I was talking to our intern today, and she inspired me to write this post. As a young person trying to break into the marketing field, she was interested in hearing my advice on how college students or recent college grads can land a gig in the highly competitive field of marketing, advertising, or public relations. So I thought I would give it a go. Finding a job is not easy. Finding a job in marketing can be twice as hard due to the current economy as well as competition. So here are my tips to land a gig in marketing.
Take a Step Back: I think this is the most important step. Take some time to figure out what you really want to do, and which companies you want to work for. Gone are the days where you can simply send your resume to a bunch of companies and hope they respond. Monster is a lie and not real anymore.
Your search should be just like a successful marketing campaign, strategic and highly targeted. Focus on at most 10 companies. Research them. Know who the players are. Find out how to get in. Develop a marketing plan for yourself on how to get in.

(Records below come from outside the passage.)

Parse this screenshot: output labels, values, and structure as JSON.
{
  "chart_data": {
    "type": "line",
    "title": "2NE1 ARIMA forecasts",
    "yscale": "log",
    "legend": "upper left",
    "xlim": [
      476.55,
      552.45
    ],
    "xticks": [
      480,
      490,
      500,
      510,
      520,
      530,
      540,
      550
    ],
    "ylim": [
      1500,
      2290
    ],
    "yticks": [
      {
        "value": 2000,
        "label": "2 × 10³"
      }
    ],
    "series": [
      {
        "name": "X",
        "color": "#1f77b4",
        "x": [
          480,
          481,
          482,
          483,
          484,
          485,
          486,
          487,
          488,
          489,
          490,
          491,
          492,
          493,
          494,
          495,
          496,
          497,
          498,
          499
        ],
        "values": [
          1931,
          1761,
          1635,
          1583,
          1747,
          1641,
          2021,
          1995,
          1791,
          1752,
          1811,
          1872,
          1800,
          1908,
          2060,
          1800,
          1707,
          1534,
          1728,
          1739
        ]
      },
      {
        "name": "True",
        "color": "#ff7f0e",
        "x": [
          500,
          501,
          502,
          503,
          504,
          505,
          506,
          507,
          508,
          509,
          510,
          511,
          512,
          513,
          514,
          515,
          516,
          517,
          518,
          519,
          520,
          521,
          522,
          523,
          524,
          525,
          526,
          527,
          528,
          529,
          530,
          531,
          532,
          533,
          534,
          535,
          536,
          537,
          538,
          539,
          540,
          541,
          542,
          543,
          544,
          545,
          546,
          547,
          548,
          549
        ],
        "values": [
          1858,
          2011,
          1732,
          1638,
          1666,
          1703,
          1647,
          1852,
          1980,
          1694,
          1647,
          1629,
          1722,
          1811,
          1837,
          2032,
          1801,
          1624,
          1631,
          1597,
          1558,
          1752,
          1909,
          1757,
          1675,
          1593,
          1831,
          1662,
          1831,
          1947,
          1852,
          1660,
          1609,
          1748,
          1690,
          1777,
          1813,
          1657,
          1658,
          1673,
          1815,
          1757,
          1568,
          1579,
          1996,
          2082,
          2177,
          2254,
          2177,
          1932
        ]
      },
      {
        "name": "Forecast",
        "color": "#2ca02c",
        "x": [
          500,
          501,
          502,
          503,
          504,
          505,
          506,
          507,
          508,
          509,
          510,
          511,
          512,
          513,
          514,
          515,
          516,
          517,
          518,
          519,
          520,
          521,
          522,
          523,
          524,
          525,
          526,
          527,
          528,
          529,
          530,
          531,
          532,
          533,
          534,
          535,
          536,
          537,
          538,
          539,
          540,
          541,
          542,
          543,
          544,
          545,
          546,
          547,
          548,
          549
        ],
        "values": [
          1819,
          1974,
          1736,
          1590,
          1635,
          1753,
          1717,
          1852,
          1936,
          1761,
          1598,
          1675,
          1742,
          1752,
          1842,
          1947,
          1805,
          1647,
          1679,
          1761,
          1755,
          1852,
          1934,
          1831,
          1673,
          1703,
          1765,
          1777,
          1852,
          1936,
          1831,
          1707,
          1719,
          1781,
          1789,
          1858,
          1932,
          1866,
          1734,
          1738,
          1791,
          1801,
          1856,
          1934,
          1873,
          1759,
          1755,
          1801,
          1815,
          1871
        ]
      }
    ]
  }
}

Throw Away Your Resume: Seriously. Take a look at it, and then throw it away and start over. Resumes today need to tell a story, and if yours is simply listing out what you have done, it may not catch the eye of a recruiter. Someone in my circle recently applied to a marketing job where there were over 400 applicants for one position. To win this game, you need to stand out early.
One of my best tips to resume writing is to have a core design (if you are using a Microsoft Word Resume template, throw it away, burn it, then burn it again) and customize that design for each job you apply to. If a company posts an open position, they usually list the skills desired. Take your template and create a resume that highlights exactly the skills they are looking for. Note: Do not lie, just focus your experience and tailor it to their needs. Become the person they are looking for by highlighting your skills that are relevant for each position. Don’t list “internet” as a skill either.
Remember Every Day is an Interview: I was recently reminded of this at work, and it is good advice. If you are a student, you are interviewing with your peers who may land jobs, your instructors who probably have jobs, and a variety of other people day in and day out. You are under the microscope every day on how you handle pressure, challenges, and create opportunities. Never miss a chance to sell yourself in any situation. Be a rock star every day – you never know who is watching you.
There is No Career Path: When you talk to marketing professionals, you will soon realize that they all have a very different backgrounds. The days are over where you start a job after college and have a career path to a certain position. You need to make your own path. Every job you have from here on in is experience and a way to network in to other organizations. Take advantage of all of your experience. You will find you will also need to make your own way, and no one can do it for you.
Your First Job May Be the Path to Your Dream Job: While you might want to start your career in a corporate marketing department, you may soon realize that these positions often require experience and are not entry level. While that can be discouraging, don’t let that stop you from reaching your goal. Let’s say your dream was to be a Marketing Manager for Ford – but are unable to get into the door at corporate. Take a step back and understand the experience you might need to make that happen. You could possible explore working at JWT, Ford’s advertising agency, or getting experience somewhere else in automotive. Never lose sight of your goals. If you are driven (Ford, Driven, see what I did there?) you can reach your end goal. It might not be easy, but in the end when you reach that goal it will be that much more rewarding. You could also reach out to @scottmonty for advice on getting into Ford.
Network: Talk to your instructors. Join LinkedIn. Meet people in fields that you want to work in. Most marketing people have huge egos and would love for you to listen to their success stories. Half kidding here – but for the most part they will be willing to help. Talk to as many people as you can. If you land an internship, connect with people and stay connected with them throughout your career.
Be Mobile: While you are young, the positions and opportunities may not be where you currently live. You may have to move for awhile to gain experience. Look at it this way – you can always return after you have experience. Trust me – do this while you are young and before kids. Making your way in a new city is one thing, uprooting a family is another. Hopefully you won’t have to do it – but if you cannot find a gig in your current city, making the move can be a great opportunity to gain experience.
Be Humble. Be Patient: Hard work is still the key ingredient to success in marketing, as in any field. Put your head down in whatever you do and work hard. Be honest. Work smarter. Be patient. While your first job may not be your dream job, it is what you make of it, and remember you are creating your own path.
I read an article about goals in 2012 – and I think they are valid for every year. To make every year your best year. Good advice to share today and always, especially for young people: Do what you say you are going to do, otherwise known as accountability.
- If you say you are going to call, call.
- Promise to send someone information? Send it.
- Finish a job when you promised–or earlier–with quality work.
- Let people know as soon as you can when you are running late for a meeting or won’t make it at all.
- And, my personal favorite, make good on the promise “Let’s get together sometime.” Make a note on your calendar in the near future to set something up. Or don’t say it at all.
Pretty simple advice, but amazingly, we can tend to forget it.
Don’t Get Discouraged: You will probably get shot down a few times. Maybe more than a few. We all have. Don’t ever let that discourage you. Once you get discouraged, the search gets even more difficult. Don’t blame others. Don’t blame the economy. Just get better and keep getting up.